- Born: 30 June 1968 (age 58) Dharwad, India
- Genres: Hindustani Classical
- Occupations: Musician, Sitar Player

= Shafique Khan =

Indian sitarist

Shafique Khan (born 30 June 1968) is an Indian musician and sitar player from the Dharwad Gharana.

== Early life and education ==
Khan is the younger brother of sitarists Ustad Bale Khan and Chhote Rahimat Khan. His twin brother, Rafique Khan, is also a sitarist and composer.

== Musical style ==
Khan's playing style incorporates elements associated with the sitar traditions of his mentors. It combines aspects of Gaayaki Ang (vocal-style phrasing) and Tantakari Ang (instrumental technique).

== Achievements ==
Khan been conferred with Surmani award by Swami Haridas Sangeet Sammelan Mumbai.
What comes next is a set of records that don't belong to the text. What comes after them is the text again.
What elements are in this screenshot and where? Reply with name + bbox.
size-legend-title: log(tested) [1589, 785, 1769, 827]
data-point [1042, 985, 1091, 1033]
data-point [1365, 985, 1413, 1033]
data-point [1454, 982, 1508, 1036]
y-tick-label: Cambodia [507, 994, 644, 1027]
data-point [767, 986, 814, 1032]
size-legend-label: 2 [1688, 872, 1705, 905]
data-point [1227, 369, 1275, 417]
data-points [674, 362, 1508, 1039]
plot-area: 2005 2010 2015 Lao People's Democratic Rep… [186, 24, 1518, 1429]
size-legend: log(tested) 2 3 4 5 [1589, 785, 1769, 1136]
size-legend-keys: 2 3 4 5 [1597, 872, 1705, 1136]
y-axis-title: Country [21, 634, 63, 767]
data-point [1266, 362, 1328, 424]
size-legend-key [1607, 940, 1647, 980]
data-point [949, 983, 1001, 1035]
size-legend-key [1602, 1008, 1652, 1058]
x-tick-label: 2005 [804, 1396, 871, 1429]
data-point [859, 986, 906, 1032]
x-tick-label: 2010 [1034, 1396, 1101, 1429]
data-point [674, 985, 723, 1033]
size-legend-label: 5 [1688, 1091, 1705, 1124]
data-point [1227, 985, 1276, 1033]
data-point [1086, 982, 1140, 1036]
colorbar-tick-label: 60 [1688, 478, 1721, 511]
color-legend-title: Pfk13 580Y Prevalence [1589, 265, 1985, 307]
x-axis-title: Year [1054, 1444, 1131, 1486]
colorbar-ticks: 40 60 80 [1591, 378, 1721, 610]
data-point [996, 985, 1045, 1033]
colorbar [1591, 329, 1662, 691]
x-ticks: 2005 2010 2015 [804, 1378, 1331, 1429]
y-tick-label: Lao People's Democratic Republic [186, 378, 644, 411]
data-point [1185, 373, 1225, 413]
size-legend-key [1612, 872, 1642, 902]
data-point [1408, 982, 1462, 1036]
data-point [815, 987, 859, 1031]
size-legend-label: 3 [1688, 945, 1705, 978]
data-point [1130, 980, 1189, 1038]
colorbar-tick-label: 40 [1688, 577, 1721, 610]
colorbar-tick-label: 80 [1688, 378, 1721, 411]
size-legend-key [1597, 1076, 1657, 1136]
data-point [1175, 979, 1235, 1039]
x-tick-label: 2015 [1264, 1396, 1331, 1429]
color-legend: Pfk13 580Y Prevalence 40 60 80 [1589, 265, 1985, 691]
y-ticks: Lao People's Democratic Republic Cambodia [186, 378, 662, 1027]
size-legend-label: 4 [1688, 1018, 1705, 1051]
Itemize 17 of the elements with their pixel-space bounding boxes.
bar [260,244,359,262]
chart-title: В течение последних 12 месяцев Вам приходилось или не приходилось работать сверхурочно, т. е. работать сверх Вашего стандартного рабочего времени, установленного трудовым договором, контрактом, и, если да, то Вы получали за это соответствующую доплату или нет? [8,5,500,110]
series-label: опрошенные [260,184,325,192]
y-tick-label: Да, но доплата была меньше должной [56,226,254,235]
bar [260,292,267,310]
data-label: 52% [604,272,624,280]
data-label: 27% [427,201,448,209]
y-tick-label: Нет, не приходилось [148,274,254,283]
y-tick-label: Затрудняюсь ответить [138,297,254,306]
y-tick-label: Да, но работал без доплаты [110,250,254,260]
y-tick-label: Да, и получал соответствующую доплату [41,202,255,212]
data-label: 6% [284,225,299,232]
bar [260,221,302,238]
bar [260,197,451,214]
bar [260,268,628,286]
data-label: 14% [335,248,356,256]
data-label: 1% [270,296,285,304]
Kala Vikas Parishat has honoured him by conferring Bharat Ratna Pandit Bhimsen Joshi National Award in 2016. His Musical sojourn has taken him to Germany and United States.

Sitar Jugalbandi performances with his twin brother Rafique Khan have won encomium from music lovers.

== Current position ==
Shafique Khan currently works at All India Radio as top Grade Artist, Dharwad Karnataka.